Это режиссерско-сценографическое решение может показаться спорным, но как оно колоритно в своей бытовой, практически обезоруживающей обыденности, ведь
«побитый» Фальстаф вместо своего номера с огромной кроватью оказывается на сеновале в конюшне!
На сцене есть даже настоящая лошадь, мирно стоящая в стойле и спокойно уплетающая свой корм, но видавшую виды Миссис Квикли эти пустяки, похоже, нисколько не смущают. Ее второй визит к Фальстафу кажется даже более деликатным, а от того – еще более комичным.
Сама же финальная картина полуночного розыгрыша и наказания Фальстафа у дуба Герна, несмотря на полную в данном случае абстрактность сценографии, решена не столько комедийно и не столько в романтическом ключе, сколько в рационально-реалистичном ракурсе. Никакого таинства ожидания финальной развязки не происходит: режиссер просто методично всё раскладывает по полочкам, не забывая проучить Фальстафа, а заодно под шумок обвенчать Наннетту и Фентона, создав и разрешив, помимо ситуации с ревностью Форда, еще одну комедийную ситуацию.
Но ведь такая трактовка финала вполне созвучна тому, что все комедийные ситуации этой оперы Верди основаны вовсе не буффонном блеске итальянской комической традиции. Новый тип вердиевской комедийности «в пастельных тонах», явно далекий от россиниевского искрометного темперамента, на сей раз тесно переплетен с лирическими аспектами сюжета, и поэтому воплощать этот тип комедии на сцене одинакового сложно всем: и постановщикам, и музыкантам, и певцам.

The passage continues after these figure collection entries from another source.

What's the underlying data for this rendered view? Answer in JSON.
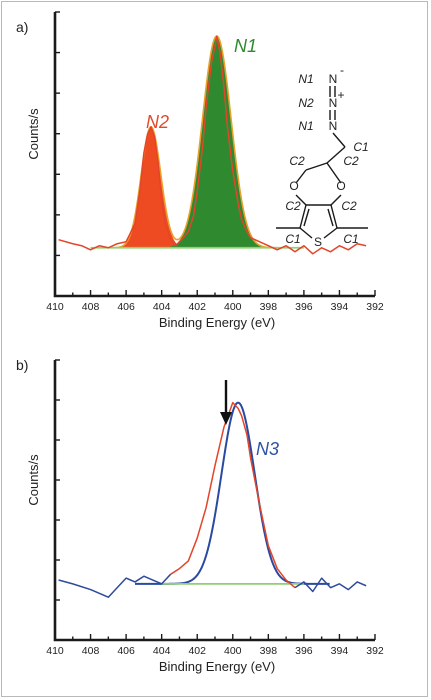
{
  "colors": {
    "spectrum_red": "#e2452a",
    "spectrum_blue": "#2e4a9c",
    "n1_fill": "#2f8a2f",
    "n1_label": "#2e8a2e",
    "n2_fill": "#ef4b22",
    "n2_label": "#e14a2b",
    "n3_label": "#2d52a6",
    "envelope": "#e9a12c",
    "baseline": "#8fd16f",
    "fit_blue": "#2a49a0",
    "arrow": "#111111"
  },
  "chart_data": [
    {
      "type": "line",
      "panel_label": "a)",
      "xlabel": "Binding Energy (eV)",
      "ylabel": "Counts/s",
      "xlim": [
        410,
        392
      ],
      "x_reversed": true,
      "xticks": [
        410,
        408,
        406,
        404,
        402,
        400,
        398,
        396,
        394,
        392
      ],
      "grid": false,
      "ylim": [
        -15,
        110
      ],
      "peaks": [
        {
          "name": "N2",
          "center_eV": 404.6,
          "height": 60,
          "fwhm_eV": 1.3
        },
        {
          "name": "N1",
          "center_eV": 400.9,
          "height": 105,
          "fwhm_eV": 1.9
        }
      ],
      "baseline_range_eV": [
        408,
        396
      ],
      "series": [
        {
          "role": "measured",
          "x": [
            409.8,
            409.0,
            408.5,
            408.0,
            407.5,
            407.0,
            406.5,
            406.0,
            405.5,
            405.2,
            405.0,
            404.8,
            404.6,
            404.4,
            404.2,
            404.0,
            403.8,
            403.5,
            403.2,
            403.0,
            402.5,
            402.2,
            402.0,
            401.7,
            401.5,
            401.2,
            401.0,
            400.9,
            400.7,
            400.5,
            400.3,
            400.0,
            399.7,
            399.5,
            399.2,
            399.0,
            398.5,
            398.0,
            397.5,
            397.0,
            396.5,
            396.0,
            395.5,
            395.0,
            394.5,
            394.0,
            393.5,
            393.0,
            392.5
          ],
          "y": [
            4,
            2,
            1,
            -1,
            1,
            0,
            2,
            3,
            12,
            30,
            47,
            56,
            60,
            55,
            42,
            24,
            12,
            4,
            1,
            3,
            8,
            16,
            28,
            50,
            70,
            92,
            100,
            105,
            96,
            80,
            60,
            38,
            22,
            14,
            8,
            5,
            3,
            1,
            -1,
            1,
            -2,
            1,
            -3,
            0,
            -2,
            1,
            -1,
            2,
            1
          ]
        }
      ],
      "annotations": [
        "N1",
        "N2"
      ],
      "molecule": {
        "labels": [
          "N1",
          "N2",
          "N1",
          "N",
          "N",
          "N",
          "-",
          "+",
          "C1",
          "C2",
          "C2",
          "O",
          "O",
          "C2",
          "C2",
          "C1",
          "C1",
          "S"
        ]
      }
    },
    {
      "type": "line",
      "panel_label": "b)",
      "xlabel": "Binding Energy (eV)",
      "ylabel": "Counts/s",
      "xlim": [
        410,
        392
      ],
      "x_reversed": true,
      "xticks": [
        410,
        408,
        406,
        404,
        402,
        400,
        398,
        396,
        394,
        392
      ],
      "grid": false,
      "ylim": [
        -20,
        110
      ],
      "peaks": [
        {
          "name": "N3",
          "center_eV": 399.7,
          "height": 95,
          "fwhm_eV": 2.2
        }
      ],
      "baseline_range_eV": [
        404,
        396
      ],
      "series": [
        {
          "role": "measured",
          "x": [
            409.8,
            409.0,
            408.0,
            407.0,
            406.5,
            406.0,
            405.5,
            405.0,
            404.5,
            404.0,
            403.5,
            403.0,
            402.5,
            402.0,
            401.5,
            401.0,
            400.5,
            400.0,
            399.7,
            399.5,
            399.2,
            399.0,
            398.5,
            398.0,
            397.5,
            397.0,
            396.5,
            396.0,
            395.5,
            395.0,
            394.5,
            394.0,
            393.5,
            393.0,
            392.5
          ],
          "y": [
            2,
            0,
            -3,
            -7,
            -2,
            3,
            1,
            4,
            2,
            0,
            5,
            8,
            12,
            24,
            40,
            62,
            82,
            95,
            92,
            88,
            78,
            66,
            42,
            20,
            8,
            2,
            -2,
            1,
            -4,
            3,
            -2,
            0,
            -3,
            1,
            -1
          ]
        }
      ],
      "annotations": [
        "N3"
      ]
    }
  ]
}
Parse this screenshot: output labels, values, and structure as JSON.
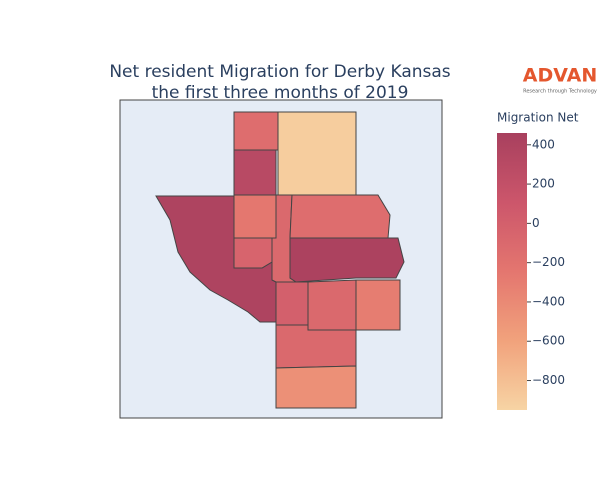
{
  "logo": {
    "text": "ADVAN",
    "tagline": "Research through Technology"
  },
  "chart_data": {
    "type": "choropleth",
    "title": [
      "Net resident Migration for Derby Kansas",
      "the first three months of 2019"
    ],
    "colorbar_title": "Migration Net",
    "values": [
      -150,
      -900,
      300,
      400,
      -250,
      -50,
      -100,
      -150,
      420,
      0,
      -100,
      -300,
      -100,
      -450
    ],
    "clim": [
      -950,
      460
    ],
    "colorscale": [
      "#f7d4a4",
      "#f1a27c",
      "#e4766f",
      "#cc566b",
      "#a8405e"
    ],
    "cticks": [
      400,
      200,
      0,
      {
        "value": -200,
        "label": "−200"
      },
      {
        "value": -400,
        "label": "−400"
      },
      {
        "value": -600,
        "label": "−600"
      },
      {
        "value": -800,
        "label": "−800"
      }
    ],
    "background": "#e5ecf6"
  }
}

Оркестр во главе с Джеймсом Ливайном оказался явно на высоте
и стал едва ли не главным гарантом восторженных впечатлений от этой трансляции, но постановочная команда порадовала на этот раз не меньше.
Роберт Карсен совместно с Петером ван Пратом выступил при этом и художником по свету. Замечательную сценографию этого спектакля создал Пол Штейнберг, а дизайн костюмов разработала Бригит Райффенштуль.
И музыкальная интерпретация, и режиссерские мизансцены, и сценография, и костюмы воплотились в этой постановке в то единое театральное целое, которое было наполнено настоящим дыханием жизни и правды чувства: это удалось ощутить, даже будучи зрителем цифрового кинотеатра. Сегодня, когда режиссерская мода на смену эпохи оригинального исторического сюжета всё еще не прошла, эта постановка Карсена предстает одной из несомненных удач подобных «эстетических» устремлений.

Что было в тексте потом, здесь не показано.